In the past couple of years, I have noticed a certain complacency that I never noticed before, in my eleven years of leading Swirl. The same passion and the same excitement around building multiracial communities had faded a bit. In the one year leading up to the Presidential election, we launched five new chapters (the norm had been a chapter every year or every other year). People were excited by the energy created by Obama's campaign, and they were motivated and eager to be a part of creating supportive and inclusive multiracial communities.
And then once Obama was firmly placed in the White House, something happened. It got quiet.
My theory was that it was all related to the claims that we were now in some sort of post-racial wonderland. I think it very much had to do with the fact that Obama is of multiracial heritage. This fact resulted in a sort of sitting back. A sentiment that sounded like, "we're good now." The idea that Obama understood so many of us, and that he cared about diversity was something that gave people a reason to relax. Take a breath. Stop pushing so hard. I understood this and even felt a bit of it myself. The other reality is that in an individual's development, one may feel a strong desire to connect to community at one point and not at another. Swirl has always understood and been supportive of this.
Organizations, academics, student leaders still continued their work, but it was clear that a lot of people - our members, our "audience" - were....gone. I heard the same from other groups - that membership started to lull. Student campus groups folded. It seemed that people didn't need our mixed groups in the same way they had, previously. Before Obama. Before "check all that apply" on the U.S. Census.
But had things changed all that much? Yes, we are counted now. We know the numbers of multiracial people and interracial couples in this country. But do people start understanding one another and become supportive overnight just because we have a tally? Do things feel different for a multiracial person or a mixed family on a day to day basis?

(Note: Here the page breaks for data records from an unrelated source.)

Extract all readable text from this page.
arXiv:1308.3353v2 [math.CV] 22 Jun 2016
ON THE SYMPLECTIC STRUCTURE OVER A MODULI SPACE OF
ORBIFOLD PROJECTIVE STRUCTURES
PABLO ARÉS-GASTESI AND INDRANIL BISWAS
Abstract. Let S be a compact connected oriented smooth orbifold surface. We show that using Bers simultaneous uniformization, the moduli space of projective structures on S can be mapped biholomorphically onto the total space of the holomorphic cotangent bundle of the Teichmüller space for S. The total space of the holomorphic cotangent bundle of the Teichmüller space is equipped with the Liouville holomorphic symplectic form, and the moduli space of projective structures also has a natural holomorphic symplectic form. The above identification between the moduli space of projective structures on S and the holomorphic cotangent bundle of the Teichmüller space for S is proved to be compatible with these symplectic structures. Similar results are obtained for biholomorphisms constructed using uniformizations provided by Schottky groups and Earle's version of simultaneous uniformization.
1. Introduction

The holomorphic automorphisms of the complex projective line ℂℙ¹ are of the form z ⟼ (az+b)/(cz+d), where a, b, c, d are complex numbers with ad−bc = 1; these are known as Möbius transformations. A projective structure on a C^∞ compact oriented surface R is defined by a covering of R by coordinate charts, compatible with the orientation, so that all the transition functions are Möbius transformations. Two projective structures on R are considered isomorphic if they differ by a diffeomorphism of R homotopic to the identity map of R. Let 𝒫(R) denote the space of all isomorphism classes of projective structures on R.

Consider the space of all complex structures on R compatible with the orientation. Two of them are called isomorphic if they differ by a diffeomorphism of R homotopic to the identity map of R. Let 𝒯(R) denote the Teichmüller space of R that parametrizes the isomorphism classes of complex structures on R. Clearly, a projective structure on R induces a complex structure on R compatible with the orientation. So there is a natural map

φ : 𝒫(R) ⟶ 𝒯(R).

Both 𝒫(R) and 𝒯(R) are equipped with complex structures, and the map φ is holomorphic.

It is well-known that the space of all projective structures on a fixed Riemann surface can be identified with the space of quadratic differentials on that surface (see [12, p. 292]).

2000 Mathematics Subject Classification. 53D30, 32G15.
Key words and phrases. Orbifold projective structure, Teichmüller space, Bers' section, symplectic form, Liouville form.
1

Yes and no. I have heard from many people that things are better. That they are not questioned nearly as much. That people no longer stare in awe as they talk about the fact that their mom is black and dad is white. That they feel comfortable being all of who they are, at all times. It always makes me happy to hear that this is what people are experiencing. It means that progress is being made.
But others still experience the awkward questions. The demand by strangers to "prove" they are one thing or the other. Moms being asked how long they've been babysitting their own children. Stares, rude comments, family tensions and sometimes divisions. This is all still real and still happening.
And your experience, in part, is impacted by your context. Your circle, your larger environment. Where you live. In pockets, multiracial people and families are supported, recognized, understood. In others, far from it.
There are many ways that we have to fight racism and ignorance. It's absolutely critical that things happen on the institutional level, but that doesn't necessarily mean that the corresponding changes automatically happen at the cultural or individual level. And vice versa. Just because a change occurs on one level doesn't mean that the others follow neatly in line. We have the ability to "check all that apply" on the Census (which is huge), but that doesn't mean that individuals immediately understand the complexity of multirace. Things don't change overnight. We know this logically, but it seems that we sometimes want to pretend it isn't the case (see "post-race"). I want to live in bliss too, believe me. But a real one, that we work hard to create for ourselves...not a superficial one that we wish into being.
This piece was prompted by today's New York Times article on a mixed family. I hope that their story (and others) help to illustrate all that still needs to be understood.